Mandatory Screening Reduces Risk of Infant Death Due to CCHD
DECEMBER 08, 2017
Matthew E. Oster, MDInfant deaths due to critical congenital heart disease (CCHD) were significantly reduced with the adoption of mandatory screening policies, according to research published in JAMA.
Mandatory screening resulted in a 33.4% decline in the death rate due to CCHD, a condition which was responsible for 2734 deaths between 2007 and 2013, per data from the National Center for Health Statistics.
“Screening for CCHD using pulse oximetry is a simple test using existing technology,” study author Matthew E. Oster, MD, MPH, the director of Children’s Cardiac Outcomes Research Program at Sibley Heart Center and an associate professor of pediatrics at Emory University School of Medicine in Atlanta, Georgia, told MD Magazine. “It is performed at the bedside, is non-invasive, and takes only a few minutes to complete. While uptake was slow in the beginning, fortunately, it is now mandatory in almost all states.”
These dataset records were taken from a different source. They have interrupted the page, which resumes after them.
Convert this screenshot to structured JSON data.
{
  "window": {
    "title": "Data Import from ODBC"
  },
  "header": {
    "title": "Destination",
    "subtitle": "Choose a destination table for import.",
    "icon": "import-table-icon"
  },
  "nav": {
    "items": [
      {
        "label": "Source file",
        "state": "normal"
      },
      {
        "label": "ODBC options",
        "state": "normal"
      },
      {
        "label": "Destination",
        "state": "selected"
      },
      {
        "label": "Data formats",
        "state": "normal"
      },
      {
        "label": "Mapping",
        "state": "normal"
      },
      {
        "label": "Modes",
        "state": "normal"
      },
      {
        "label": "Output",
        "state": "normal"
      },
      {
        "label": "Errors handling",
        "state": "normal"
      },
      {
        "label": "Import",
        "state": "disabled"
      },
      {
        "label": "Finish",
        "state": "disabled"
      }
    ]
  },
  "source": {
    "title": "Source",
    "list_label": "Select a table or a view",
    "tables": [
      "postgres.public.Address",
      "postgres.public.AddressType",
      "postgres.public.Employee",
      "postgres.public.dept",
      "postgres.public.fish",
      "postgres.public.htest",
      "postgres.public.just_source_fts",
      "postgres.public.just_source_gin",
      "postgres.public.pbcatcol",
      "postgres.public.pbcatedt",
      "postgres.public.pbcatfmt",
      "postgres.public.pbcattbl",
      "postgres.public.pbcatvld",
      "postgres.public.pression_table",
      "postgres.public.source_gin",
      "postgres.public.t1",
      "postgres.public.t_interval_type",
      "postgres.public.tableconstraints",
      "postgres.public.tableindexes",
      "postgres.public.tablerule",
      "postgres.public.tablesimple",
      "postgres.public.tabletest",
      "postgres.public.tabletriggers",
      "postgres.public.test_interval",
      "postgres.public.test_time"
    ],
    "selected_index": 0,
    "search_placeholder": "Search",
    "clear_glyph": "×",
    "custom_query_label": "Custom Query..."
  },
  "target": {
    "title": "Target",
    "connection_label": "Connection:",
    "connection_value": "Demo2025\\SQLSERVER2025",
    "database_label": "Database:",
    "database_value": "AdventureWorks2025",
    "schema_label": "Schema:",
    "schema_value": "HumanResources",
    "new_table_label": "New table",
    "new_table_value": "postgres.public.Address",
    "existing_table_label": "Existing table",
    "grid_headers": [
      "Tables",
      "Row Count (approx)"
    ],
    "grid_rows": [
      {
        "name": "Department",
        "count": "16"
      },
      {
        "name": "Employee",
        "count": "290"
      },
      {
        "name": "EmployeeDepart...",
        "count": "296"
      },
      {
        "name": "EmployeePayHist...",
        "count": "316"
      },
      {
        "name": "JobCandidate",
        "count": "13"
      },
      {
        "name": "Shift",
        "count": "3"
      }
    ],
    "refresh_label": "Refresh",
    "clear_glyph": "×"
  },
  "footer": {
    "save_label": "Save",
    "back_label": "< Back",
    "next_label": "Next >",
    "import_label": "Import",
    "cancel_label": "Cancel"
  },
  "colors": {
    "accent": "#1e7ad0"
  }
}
The study examined birth and infant death data in the United States from January 1, 2007, through June 30, 2013. Data included 26,546,503 births and 6701 infant deaths (CCHD, 40.8%; Other/unspecified cardiac causes, 59.2%). The investigators defined states as having policies that were either mandatory (n = 8) or nonmandatory (n =14), the latter including voluntary policies (n =5) and not-yet-implemented policies (n =9).
The CCHD rates in the mandatory states was 8.0 per 100,000 births (95% CI, 5.4-10.6; n = 37) in 2007, decreasing to 6.4 per 100,000 births (95% CI, 2.9-9.9; n = 13) in 2013. The rates of death for other/unspecified causes per 100,000 births were 11.7 (95% CI, 8.6-14.8; n = 54) in 2007 and 10.3 (95% CI, 5.9-14.8; n = 21).
“Our study shows that mandatory implementation by states had a greater association with reduced infant cardiac deaths than did voluntary screening by hospitals,” Oster said. “In the United States, almost all states now mandate newborn screening for critical congenital heart disease using pulse oximetry. These findings have important implications for other countries considering mandating such a policy.”
When comparing data from states that implemented mandatory screening to previous periods without mandatory screening and states without screening through December 31, 2013, the amount of early infant death (defined as between 24 hours and 6 months of age) had an absolute decline to 3.9 deaths per 100,000 births (33.4%; 95% CI, 3.6-4.1).
In that same time frame, infant death due to other/unspecified causes decreased by 21.4% (95% CI, 6.9-33.7) with an absolute decline of 3.5 deaths per 100,000 births (95% CI, 3.2-3.8).
No significant decrease was linked with nonmandatory screening policies.
These results are “underscored” by historical context, according to an accompanying editorial by Alex R. Kemper, MD, MPH, MS; Wendy K. Lam, PhD; and Joseph A. Bocchini Jr., MD. The trio wrote that “most newborn screening is performed to detect selected metabolic, endocrine, or hematologic disorders using dried blood spots,” noting that the addition of more screening programs, such as those for newborn hearing loss, “enables public health programs to help families receive care.”
“The resources needed to expand newborn screening must be weighed against the expected benefit, and because virtually all newborns are screened, the potential harms (eg, false positives, overdiagnosis) must be carefully considered,” Kemper, Lam, and Bocchini wrote.